11:59AM: The Cubs have agreed to sign free agent reliever Brad Brach, according to The Athletic’s Ken Rosenthal (Twitter link). The deal is a one-year contract worth $3MM, as per Jon Heyman of Fancred Sports (Twitter links), and the two sides hold a mutual option for the 2020 season. Brach, a client of Big League Management Company, will have to pass a physical before the deal is official.
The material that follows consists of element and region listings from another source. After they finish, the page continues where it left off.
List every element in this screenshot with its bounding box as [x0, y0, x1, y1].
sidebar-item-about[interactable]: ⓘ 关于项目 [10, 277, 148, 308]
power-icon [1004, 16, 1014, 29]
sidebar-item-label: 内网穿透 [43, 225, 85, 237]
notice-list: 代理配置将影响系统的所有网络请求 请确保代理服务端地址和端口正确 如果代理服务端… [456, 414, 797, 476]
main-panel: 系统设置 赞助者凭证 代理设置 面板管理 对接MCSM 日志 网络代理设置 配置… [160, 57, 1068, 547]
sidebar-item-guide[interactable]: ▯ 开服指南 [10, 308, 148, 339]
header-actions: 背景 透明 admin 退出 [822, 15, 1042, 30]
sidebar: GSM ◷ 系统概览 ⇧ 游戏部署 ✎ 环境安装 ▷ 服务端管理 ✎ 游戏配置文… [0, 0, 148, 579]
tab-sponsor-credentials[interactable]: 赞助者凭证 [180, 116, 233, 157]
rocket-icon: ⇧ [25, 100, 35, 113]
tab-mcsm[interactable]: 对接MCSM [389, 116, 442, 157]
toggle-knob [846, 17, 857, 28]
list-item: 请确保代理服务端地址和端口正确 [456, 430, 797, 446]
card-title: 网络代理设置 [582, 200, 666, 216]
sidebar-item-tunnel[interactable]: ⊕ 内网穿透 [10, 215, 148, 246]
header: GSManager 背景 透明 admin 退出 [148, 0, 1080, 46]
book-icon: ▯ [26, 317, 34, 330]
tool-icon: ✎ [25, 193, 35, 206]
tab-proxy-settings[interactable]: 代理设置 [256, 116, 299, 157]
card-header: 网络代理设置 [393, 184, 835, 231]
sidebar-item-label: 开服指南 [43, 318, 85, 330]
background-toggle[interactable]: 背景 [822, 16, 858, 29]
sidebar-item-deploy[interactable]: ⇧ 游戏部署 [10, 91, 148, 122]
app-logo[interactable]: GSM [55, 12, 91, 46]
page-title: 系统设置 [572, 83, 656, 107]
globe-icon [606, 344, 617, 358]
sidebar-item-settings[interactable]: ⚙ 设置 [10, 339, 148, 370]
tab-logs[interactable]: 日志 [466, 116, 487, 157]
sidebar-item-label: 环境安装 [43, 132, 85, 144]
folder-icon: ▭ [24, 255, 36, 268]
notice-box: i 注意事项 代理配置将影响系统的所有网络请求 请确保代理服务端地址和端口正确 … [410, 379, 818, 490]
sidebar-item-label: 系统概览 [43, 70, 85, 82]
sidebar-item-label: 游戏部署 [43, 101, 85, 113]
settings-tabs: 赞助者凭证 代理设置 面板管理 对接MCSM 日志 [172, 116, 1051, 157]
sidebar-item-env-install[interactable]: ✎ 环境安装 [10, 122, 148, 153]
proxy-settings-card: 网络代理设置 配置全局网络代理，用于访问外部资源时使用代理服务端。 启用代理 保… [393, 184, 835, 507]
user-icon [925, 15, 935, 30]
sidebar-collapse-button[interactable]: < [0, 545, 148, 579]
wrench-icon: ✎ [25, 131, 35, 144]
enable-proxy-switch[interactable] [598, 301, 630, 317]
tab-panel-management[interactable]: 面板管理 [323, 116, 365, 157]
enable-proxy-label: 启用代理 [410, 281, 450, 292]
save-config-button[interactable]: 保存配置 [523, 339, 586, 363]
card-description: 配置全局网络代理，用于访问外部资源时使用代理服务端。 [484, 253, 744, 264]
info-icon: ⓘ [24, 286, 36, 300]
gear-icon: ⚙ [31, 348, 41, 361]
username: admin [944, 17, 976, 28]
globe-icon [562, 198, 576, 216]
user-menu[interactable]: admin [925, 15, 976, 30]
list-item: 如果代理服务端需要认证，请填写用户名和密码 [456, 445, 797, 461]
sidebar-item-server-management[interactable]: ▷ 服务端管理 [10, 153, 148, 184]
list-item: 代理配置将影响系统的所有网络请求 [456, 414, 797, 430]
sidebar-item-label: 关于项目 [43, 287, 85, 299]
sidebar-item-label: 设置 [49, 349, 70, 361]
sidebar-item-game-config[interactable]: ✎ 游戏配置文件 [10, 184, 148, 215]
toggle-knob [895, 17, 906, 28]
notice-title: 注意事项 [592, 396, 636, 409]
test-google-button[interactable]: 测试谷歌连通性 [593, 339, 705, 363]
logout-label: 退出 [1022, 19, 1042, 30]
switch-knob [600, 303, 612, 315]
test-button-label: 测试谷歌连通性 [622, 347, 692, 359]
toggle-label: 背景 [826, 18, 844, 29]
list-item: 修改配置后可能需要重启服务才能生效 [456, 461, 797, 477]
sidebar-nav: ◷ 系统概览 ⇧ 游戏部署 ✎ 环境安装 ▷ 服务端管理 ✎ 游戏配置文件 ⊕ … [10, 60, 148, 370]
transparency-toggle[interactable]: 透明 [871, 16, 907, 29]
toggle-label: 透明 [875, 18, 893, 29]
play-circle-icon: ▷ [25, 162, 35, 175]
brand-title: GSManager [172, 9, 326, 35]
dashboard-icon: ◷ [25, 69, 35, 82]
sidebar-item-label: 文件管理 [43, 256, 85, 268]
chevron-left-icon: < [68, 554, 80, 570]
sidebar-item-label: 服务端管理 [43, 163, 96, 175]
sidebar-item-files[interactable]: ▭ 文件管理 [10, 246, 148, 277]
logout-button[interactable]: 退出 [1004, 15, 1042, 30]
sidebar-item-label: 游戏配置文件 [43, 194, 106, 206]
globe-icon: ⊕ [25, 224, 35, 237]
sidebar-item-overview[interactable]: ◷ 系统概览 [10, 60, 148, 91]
After four years of excellent numbers out of the Orioles’ bullpen from 2014-17, Brach’s production stumbled in the first half of the 2018 season, as he posted a 4.85 ERA over 39 innings with Baltimore. Brach had an untidy 4.4 BB/9 rate over that stretch, though an inflated BABIP may have somewhat unfairly contributed to Brach’s struggles. After a deadline trade to the Braves, however, Brach looked more like his old self, delivering a 1.52 ERA, 8.4 K/9, and a 2.44 K/BB rate over 23 2/3 frames for Atlanta.
On the whole, Brach posted a career-best 46% grounder rate in 2018, though he also had a career-worst 35% hard-hit ball rate, far surpassing his previous high of 29.6%. His fastball also averaged 94.4mph after three years of topping the 95mph threshold, though Brach also threw his fastball less often than usual last season, instead using his changeup with greater frequency in 2018 than in any season save 2015.
These warning signs and Brach’s age (33 in April) may have been enough to lower Brach’s price tag to just one guaranteed season. (MLBTR ranked Brach 41st on our Top 50 Free Agents list, with Tim Dierkes, Steve Adams, and Jeff Todd projecting Brach for a two-year, $12MM deal.) The mutual option does provide the right-hander with the ability to test free agency again next winter if he returns to his old form, making the deal essentially a pillow contract.
Brach served as Baltimore’s closer in 2017 when Britton was on the disabled list, and he could very well pick up some save opportunities early next season as Brandon Morrow recovers from November elbow surgery. At the very least, Brach will provide some backing behind Pedro Strop, Carl Edwards Jr., or whomever ends up handling the ninth inning while Morrow is out, assuming Joe Maddon doesn’t deploy a committee approach.
Getting the 2013-17 version of Brach for, at most, $9.5MM over two years would be a nice coup for a Cubs team that has been facing a payroll crunch all winter. Even the modest expenditure for Brach, however, puts Chicago into a higher Competitive Balance Tax bracket. As per Roster Resource’s projections, the Cubs now have a luxury tax payroll over just under $229MM for next season, putting them in line for an additional tax beyond the usual 20% “first-time” rate for not only exceeding the $206MM luxury tax threshold, but exceeding it by more than $20MM. There had been speculation that the Cubs could explore trading a big contract or two off its current roster to afford bullpen help or other acquisitions, and it remains to be seen if Theo Epstein’s front office has more moves in store to cut payroll and/or land new players.